Over the past year, PHW Group has developed strategic partnerships with Israeli start-up SuperMeat, the U.S. companies Beyond Meat and Good Catch Foods, and Enterra Feed Corporation of Canada.
Earlier this month, PHW Group announced it had signed an agreement with JUST Inc. to use its sales and distribution network to accelerate the adoption of JUST’s plant-based egg substitute products to European consumers.
More investment, animal welfare-friendly programs
In 2017-18, PHW Group invested a total of more than EUR232 million, focused mainly on its German operations, and including a new production facility for the Gepro poultry protein business in Bogen in Bavaria in southern Germany. EUR32 million was invested in expansion and modernization of plants belonging to Drobimex in Poland, Ameta in Bulgaria, and Esbro in The Netherlands.
Main focus areas for the firm’s EUR2.8-million Research and Development program are product development, quality assurance measures and the further development of existing animal welfare programs.

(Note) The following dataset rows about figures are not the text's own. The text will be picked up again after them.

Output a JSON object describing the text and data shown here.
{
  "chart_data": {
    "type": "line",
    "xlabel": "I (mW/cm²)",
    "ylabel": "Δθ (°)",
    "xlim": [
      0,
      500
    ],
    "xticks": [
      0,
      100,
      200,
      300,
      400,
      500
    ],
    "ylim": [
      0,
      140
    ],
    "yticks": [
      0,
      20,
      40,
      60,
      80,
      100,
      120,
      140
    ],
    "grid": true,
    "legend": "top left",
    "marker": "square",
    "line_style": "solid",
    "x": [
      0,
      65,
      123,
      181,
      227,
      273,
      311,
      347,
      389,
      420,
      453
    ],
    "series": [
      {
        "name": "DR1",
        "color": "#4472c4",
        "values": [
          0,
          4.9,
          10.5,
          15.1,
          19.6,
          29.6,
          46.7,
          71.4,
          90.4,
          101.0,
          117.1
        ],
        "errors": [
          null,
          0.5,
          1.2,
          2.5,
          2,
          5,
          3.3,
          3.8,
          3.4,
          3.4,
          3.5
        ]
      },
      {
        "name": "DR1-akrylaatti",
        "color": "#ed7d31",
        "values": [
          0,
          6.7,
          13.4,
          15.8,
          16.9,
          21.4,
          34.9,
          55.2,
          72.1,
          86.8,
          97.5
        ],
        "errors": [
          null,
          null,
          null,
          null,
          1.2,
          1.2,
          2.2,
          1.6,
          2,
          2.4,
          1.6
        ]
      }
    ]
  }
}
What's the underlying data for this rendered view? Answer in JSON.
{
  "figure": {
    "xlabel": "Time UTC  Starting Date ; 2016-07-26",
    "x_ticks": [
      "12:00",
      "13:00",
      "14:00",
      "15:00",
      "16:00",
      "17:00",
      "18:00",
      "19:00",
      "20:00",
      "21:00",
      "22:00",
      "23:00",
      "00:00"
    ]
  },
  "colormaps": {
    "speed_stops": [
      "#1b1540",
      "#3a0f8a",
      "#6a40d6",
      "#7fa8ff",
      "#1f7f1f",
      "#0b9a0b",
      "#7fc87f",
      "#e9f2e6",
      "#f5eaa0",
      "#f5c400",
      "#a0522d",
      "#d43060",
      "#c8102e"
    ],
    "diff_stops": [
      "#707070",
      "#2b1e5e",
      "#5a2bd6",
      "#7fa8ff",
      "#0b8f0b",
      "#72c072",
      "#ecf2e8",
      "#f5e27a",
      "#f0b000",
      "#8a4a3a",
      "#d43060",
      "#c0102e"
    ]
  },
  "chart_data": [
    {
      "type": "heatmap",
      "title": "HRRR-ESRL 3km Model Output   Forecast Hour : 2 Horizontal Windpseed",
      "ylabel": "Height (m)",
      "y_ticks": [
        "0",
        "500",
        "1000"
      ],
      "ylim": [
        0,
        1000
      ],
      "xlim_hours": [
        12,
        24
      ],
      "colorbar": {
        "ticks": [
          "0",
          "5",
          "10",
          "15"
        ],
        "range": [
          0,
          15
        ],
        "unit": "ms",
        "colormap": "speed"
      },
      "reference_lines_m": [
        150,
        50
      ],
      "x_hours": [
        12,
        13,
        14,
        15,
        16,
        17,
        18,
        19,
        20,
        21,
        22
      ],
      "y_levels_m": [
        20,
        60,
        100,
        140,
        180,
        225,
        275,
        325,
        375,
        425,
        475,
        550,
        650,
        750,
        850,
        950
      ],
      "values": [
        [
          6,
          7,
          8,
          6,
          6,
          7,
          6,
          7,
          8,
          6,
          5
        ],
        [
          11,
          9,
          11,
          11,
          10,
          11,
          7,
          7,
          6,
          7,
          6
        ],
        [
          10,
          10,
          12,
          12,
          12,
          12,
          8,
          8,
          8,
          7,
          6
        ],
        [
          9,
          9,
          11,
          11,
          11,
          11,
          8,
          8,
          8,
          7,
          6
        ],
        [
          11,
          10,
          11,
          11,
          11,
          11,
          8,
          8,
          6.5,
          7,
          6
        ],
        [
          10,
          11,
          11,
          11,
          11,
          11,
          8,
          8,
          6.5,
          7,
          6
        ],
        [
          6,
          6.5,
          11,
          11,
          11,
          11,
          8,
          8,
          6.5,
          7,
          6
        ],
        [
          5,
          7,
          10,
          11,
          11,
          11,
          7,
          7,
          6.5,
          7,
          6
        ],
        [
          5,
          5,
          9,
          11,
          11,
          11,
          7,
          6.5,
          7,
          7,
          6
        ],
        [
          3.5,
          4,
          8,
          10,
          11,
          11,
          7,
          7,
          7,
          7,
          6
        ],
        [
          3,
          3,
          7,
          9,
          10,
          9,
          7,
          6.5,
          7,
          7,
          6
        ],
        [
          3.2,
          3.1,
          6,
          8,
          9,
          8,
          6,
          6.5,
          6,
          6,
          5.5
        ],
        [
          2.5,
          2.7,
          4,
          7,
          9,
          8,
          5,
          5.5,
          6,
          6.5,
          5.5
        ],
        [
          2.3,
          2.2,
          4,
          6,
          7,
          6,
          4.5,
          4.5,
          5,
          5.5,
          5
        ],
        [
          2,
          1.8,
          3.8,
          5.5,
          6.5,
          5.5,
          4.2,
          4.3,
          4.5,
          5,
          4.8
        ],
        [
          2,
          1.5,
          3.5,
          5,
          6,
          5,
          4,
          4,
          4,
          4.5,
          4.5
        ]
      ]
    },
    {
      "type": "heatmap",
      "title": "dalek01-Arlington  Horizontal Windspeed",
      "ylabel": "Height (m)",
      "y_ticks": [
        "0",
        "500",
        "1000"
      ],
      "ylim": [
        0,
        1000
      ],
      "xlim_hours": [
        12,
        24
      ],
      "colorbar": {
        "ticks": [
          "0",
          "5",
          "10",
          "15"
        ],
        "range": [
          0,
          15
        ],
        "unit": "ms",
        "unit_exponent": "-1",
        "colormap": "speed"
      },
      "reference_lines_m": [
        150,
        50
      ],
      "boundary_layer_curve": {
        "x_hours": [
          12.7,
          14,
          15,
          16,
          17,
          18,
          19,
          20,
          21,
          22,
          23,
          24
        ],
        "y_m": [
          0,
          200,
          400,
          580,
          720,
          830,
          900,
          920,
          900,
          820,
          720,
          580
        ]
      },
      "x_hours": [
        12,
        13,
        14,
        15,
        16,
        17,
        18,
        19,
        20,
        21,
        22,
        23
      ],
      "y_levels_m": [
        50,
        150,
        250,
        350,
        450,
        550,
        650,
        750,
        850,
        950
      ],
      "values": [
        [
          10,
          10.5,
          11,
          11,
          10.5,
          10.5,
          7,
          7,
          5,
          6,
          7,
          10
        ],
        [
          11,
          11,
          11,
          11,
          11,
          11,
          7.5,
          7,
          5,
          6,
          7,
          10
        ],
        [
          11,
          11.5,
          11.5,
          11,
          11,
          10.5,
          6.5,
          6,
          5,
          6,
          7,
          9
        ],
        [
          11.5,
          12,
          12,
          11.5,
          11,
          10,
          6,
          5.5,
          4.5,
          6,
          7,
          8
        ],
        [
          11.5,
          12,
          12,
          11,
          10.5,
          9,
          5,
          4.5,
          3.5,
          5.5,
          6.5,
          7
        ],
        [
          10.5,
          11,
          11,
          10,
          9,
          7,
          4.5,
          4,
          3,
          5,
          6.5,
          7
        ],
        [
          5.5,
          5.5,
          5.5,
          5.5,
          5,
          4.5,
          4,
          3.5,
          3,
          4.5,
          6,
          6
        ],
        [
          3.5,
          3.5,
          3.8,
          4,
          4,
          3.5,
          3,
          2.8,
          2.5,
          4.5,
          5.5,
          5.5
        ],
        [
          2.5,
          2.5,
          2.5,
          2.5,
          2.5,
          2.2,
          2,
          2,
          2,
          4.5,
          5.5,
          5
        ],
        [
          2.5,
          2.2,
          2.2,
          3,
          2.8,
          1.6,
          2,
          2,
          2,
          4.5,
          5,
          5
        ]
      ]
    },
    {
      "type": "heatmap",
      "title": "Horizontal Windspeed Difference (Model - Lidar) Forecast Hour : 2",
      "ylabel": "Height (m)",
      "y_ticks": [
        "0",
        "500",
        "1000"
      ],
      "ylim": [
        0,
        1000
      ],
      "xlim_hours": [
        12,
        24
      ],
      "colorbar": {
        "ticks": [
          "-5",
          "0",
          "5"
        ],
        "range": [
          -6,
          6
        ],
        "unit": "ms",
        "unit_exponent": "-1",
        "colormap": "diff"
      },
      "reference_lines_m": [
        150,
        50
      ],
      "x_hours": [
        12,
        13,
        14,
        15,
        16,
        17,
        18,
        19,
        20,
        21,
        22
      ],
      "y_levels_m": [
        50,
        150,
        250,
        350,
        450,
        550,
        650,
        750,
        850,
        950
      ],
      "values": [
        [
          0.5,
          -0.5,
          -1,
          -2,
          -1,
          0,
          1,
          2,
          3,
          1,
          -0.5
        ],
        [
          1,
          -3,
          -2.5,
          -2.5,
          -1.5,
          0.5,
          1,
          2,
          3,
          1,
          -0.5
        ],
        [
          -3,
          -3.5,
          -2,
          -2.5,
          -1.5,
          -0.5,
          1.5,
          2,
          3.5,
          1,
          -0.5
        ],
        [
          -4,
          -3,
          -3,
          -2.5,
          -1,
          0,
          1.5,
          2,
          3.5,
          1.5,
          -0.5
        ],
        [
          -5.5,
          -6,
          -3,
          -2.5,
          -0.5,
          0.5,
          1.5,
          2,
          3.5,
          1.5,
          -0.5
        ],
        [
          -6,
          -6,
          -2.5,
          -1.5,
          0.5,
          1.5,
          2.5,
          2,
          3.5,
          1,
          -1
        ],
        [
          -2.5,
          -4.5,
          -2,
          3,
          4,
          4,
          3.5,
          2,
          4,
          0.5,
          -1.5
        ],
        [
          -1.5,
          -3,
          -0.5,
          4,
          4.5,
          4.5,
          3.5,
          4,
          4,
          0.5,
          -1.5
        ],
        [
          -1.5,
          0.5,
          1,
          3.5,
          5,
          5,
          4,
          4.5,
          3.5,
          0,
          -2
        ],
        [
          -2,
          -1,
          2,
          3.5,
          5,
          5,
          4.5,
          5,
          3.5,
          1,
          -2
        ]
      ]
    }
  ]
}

High-welfare products accounted for around 60 percent of poultry meat product sales in 2017-18. PHW Group’s partners already produce poultry under six different husbandry concepts as well as conventional methods, amounting to around 3.3 million birds per week by the end of the reporting period. The previous year’s weekly output of high-welfare birds averaged 1.7 million.
“Our next goal is to increase the production volumes of all high animal welfare products to 80 percent in 2019,” said Wesjohann.
PHW Group has confirmed it will continue to develop its programs on sustainability management throughout the corporation. By the end of this year, it has undertaken to achieve ZNU standards at all its chicken and turkey production sites. Since 2010, the Wiesenhof brand has been a partner of the Center for Sustainable Business Management (ZNU) at the University of Witten-Herdecke, and is the only meat company to be certified according to the ZNU standard for Sustainable Food Management.